Die Fischerei- und Jagdverwaltung versucht im Moment, weitere Informationen über den Wolf und seinen Aufenthaltsort zu beschaffen. Umherziehende Wölfe können grosse Distanzen überwinden. Es ist auch nicht auszuschliessen, dass der Wolf sich mittlerweile nicht mehr im Kanton Zürich befindet.

Die Fischerei- und Jagdverwaltung bittet die Bevölkerung, Beobachtungen unter Telefon 052 397 70 70 zu melden.

So verhält man sich richtig

Für die Bevölkerung, grosse Nutztiere und Haustiere besteht keine Gefahr. Der Wolf ist ein scheues Tier, das dem Menschen ausweicht. Bei Begegnung mit einem Wolf sollte man aber unbedingt Distanz wahren und sich zurückziehen. Hunde müssen an die Leine genommen werden. Das ist der Leitfaden.

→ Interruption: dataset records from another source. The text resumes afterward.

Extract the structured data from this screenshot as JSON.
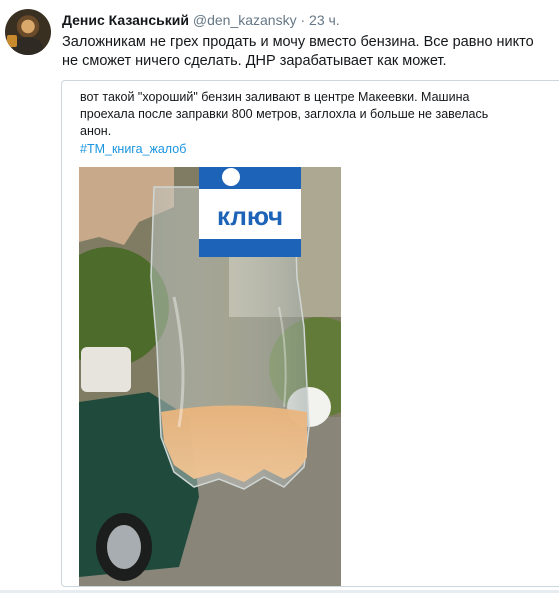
{
  "tweet": {
    "author_name": "Денис Казанський",
    "author_handle": "@den_kazansky",
    "separator": "·",
    "time": "23 ч.",
    "text": "Заложникам не грех продать и мочу вместо бензина. Все равно никто не сможет ничего сделать. ДНР зарабатывает как может."
  },
  "quoted": {
    "text": "вот такой \"хороший\" бензин заливают в центре Макеевки. Машина проехала после заправки 800 метров, заглохла и больше не завелась",
    "signature": "анон.",
    "hashtag": "#ТМ_книга_жалоб",
    "photo": {
      "label_text": "ключ",
      "label_color": "#1d63b8"
    }
  }
}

Bei der Sichtung handelt sich um die vierte bestätigte Wolfspräsenz im Kanton Zürich seit 2014. Zuvor galt der Wolf im Kanton Zürich während über hundert Jahren als ausgestorben. Der Kanton Zürich fördert die Wiederansiedlung des Wolfes nicht, akzeptiert ihn aber als Teil der heimischen Wildfauna. Im Vordergrund steht eine möglichst konfliktfreie Koexistenz von Mensch und Wolf, wie sie mit dem Handlungsleitfaden Wolf angestrebt wird. Nutztierhalter können sich vom kantonalen Herdenschutzbeauftragten über das richtige Verhalten beraten lassen.